Call it the Wall E effect. Good Night Oppy could have been a straightforward story about a really successful NASA project. But they just HAD to design that thing so incredibly adorable didn’t they? Let this be a lesson to the moviemakers out there: just make your robots as cute as possible, and people are going to get emotionally invested in your mission.
This specific NASA mission might have actually inspired Wall E (released in 2008). In 2003, scientists wanted to send robots to Mars to see if water might have ever existed on the planet. NASA built two robots, Spirit and Opportunity, to go up there for 90 days, and investigate various Mars craters to test the soil for possible signs of water, and, therefore, carbon lifeform possibilities.

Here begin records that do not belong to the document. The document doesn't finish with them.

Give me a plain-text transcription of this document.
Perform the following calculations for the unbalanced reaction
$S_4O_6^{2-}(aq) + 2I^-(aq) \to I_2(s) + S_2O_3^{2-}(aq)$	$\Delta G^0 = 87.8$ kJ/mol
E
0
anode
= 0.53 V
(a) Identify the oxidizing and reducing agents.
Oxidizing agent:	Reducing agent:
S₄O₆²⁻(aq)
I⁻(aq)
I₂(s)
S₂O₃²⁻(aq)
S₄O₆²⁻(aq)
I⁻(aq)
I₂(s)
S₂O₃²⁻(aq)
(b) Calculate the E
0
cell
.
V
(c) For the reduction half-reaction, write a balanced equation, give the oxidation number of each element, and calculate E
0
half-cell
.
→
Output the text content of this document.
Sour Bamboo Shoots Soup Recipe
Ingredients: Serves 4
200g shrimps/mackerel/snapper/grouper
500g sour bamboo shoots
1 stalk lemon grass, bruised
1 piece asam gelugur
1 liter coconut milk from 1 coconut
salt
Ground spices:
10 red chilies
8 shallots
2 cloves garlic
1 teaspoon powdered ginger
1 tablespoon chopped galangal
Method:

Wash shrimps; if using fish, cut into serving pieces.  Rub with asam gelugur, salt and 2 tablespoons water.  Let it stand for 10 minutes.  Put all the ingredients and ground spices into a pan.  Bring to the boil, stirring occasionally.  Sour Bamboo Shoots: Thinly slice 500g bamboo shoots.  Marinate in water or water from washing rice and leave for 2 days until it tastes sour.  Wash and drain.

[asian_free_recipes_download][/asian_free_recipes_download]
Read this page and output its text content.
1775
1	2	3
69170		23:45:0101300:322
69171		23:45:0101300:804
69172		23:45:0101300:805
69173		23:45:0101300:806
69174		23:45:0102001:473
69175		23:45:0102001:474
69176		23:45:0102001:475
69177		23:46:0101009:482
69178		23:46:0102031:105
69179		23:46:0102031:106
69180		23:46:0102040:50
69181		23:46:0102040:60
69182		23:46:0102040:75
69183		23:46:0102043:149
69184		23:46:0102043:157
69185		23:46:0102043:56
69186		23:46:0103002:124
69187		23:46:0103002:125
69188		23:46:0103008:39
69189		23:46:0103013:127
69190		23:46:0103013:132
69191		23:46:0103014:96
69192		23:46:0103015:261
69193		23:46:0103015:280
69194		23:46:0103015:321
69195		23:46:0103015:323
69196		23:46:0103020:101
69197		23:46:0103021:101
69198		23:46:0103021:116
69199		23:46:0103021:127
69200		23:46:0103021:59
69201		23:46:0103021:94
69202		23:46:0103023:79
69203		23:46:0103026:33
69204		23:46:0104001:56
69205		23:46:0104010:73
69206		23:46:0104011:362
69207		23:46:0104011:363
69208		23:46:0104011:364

Why would a 2003 Mars mission inspire a documentary now? Well, because the 90 day mission incredibly went on for 15 YEARS!!! Good Night Oppy is very much a love letter to scientists and engineers, who willed the Spirit and Opportunity missions to their incredible success. Other than maybe The Martian, no film better encapsulates how scientists and engineers collaborate with each other. And yes, as the movie points out, they’re different and importantly so. Scientists are the boundary pushers, who want to go further and farther and bolder to learn as much as possible; engineers are their foils, pointing out the limitations and obstacles needed to overcome to get what the scientist wants. That means an always evolving list of problems that need to be collaborated upon and solved to achieve goals. Oppy’s first and biggest obstacle is simply landing them on Mars, and all the complications for how that might go right or wrong. Then data stops transmitting. Then a wheel breaks. Then a giant planetwide dust storm hits. Director Ryan White partners with George Lucas’s Industrial Light & Magic to bring each problem to life for the audience and uses all the scientists and engineers who worked on the problem to explain how they found their solutions, bringing each problem to life and innately raising the stakes of the mission with each new issue to resolve, with more than a little luck on their side as well ;). Plus, the mission’s success answers some real questions humanity has had: was Mars ever inhabitable? What might have happened? etc.
If Good Night Oppy were just an ode to science, it would have been great. But something about THIS project is special. I think Ryan White realized quickly that each of these problem solving oriented people would talk about Spirit and Opportunity like a family member they grew up with. You can feel the emotional intensity of every scientist whenever they’re talking about a problem they’ve overcome, as if they’ve saved someone from dying. Because of the length of the mission: Spirit and especially Opportunity projected onto different family members for the experts who worked with them: some saw the robots like sons or daughters (multiple creators mentioned how different their personalities were). As years pass, the robots turn into parents: multiple kids who were fortunate to visit Houston during the early days of the Spirit/Oppy project were inspired to become Aerospace Engineers (including more than a few women, hell yeah!), and eventually got the chance to pilot or work with the robots themselves. Then, as the robots’ “death” approached, we get stories about how lessons learned at NASA helped the scientists and engineers with their grandparents. In the end, Good Night Oppy transforms from a story about science into a story about life itself, and the two robots who lived their lives to the fullest.
Steven Spielberg’s Amblin also produced Good Night Oppy. When George Lucas AND Steven Spielberg team up on a project, you know it’s gotta be something special. Good Night Oppy feels fitting as the latest collab: it takes place in galaxies, it’s far far away. And I assume UChicago and Harrison Ford are involved in some way. Seriously, Ford owes both those guys for his incredible career.